Our diaries survey has prompted more email on this topic. Several writers emphasized the importance of placing copies of original diaries with historical organizations, and making the diarists’ words accessible.
Sheila Spencer Stover of Bunn, North Carolina:
I own the diary of my great-great-grandmother, Frances Bertha (Haight) Noxon, and transcribed and published it in the 1980s. More importantly, I donated a copy to the Tompkins County, N.Y., GenWeb site; the full transcript appears online. Frances was NOT the least bit careful as to what she wrote, or who she commented on. (The surnames mentioned include Breckinridge, Carpenter, Haight, Noxon, and Farrington.)
Some members of my extended family have inherited various portions of the family history, and keep it close to their chests. If you take a trip to Oregon or Tennessee, you will be permitted to see it, but otherwise it is unavailable. Please, I plead with you, give such documents to a university or historical society (with well-protected archives) that will promise to make it available. You may call it “keeping it in the family,” but we call it an inability to share. With so many threats (tornado, flood, fungus, mice, hurricane and fire), it makes sense to put originals where they can be accessed by all and content yourself with copies at home.

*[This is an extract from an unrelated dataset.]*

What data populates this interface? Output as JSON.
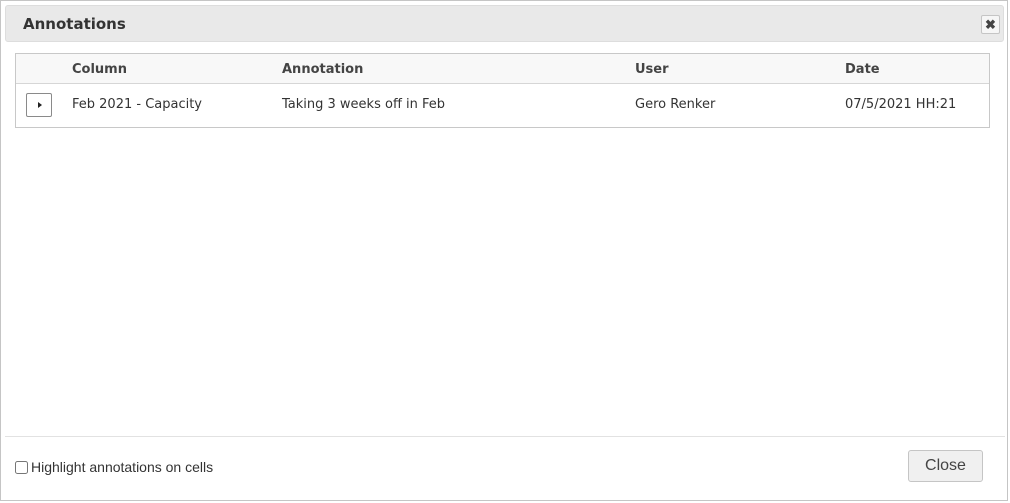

Debbi Wilmes of Haddam, Connecticut:
I have a year-long calendar book kept by my great-grandfather, who lived in Vermont. Most days he made a brief note about weather, crops, or purchases. Partway through the year, the handwriting changes. We know he lost part of his hand in a silage accident, but don’t know when it happened. I’ve often wondered if the change in handwriting indicates when the accident occurred.
John Tew of Purcellville, Virginia:
I have my paternal grandfather’s leather-bound, "A Line A Day" diary from his years at Phillips Andover in 1911–1914. I transcribed the entire diary — although more than a few pages are missing due to my grandmother's later expurgation of some of the rather bawdy writings of a hormone-driven teenage boy. Nonetheless, the diary gives a lot of insight into the teenage slang of the era, and mentions places and things I could research and use to annotate the diary with photos. One particularly special entry described how my grandfather took a photo with his Kodak "vest pocket camera" of his niece while on Prudence Island [R.I.]. He described her as standing tall with all her two years in a dress on the stern seat of the rowboat. The description rang a bell and, sure enough, I found the very photo he took 100 years ago! It was thrilling and a bit eerie to read his diary entry while looking at the photo. I also have the diary my maternal great-grandmother kept while her son was serving in Europe during WWI. The diaries are among my most treasured family genealogy items. (Oh, and, in my case, I am next to positive I have the diaries because I come from good New England packrat stock on both sides!)
Diaries at NEHGS
We can’t end our focus on diaries without a look at the NEHGS diary collection. Within the R. Stanton Avery Special Collections are the writings of more than 332 diarists in over 1,200 volumes, covering more than 150,000 pages. (This number includes copies as well as original diaries.) The diaries at NEHGS are kept in secure archival storage, and they are made available in a variety of ways. They can be viewed in person at NEHGS in Boston; some can be viewed and/or searched on AmericanAncestors.org; and excerpts of others can be read in the regular “Diaries at NEHGS” column in American Ancestors magazine. A guide to the NEHGS diary collection was published in 2008.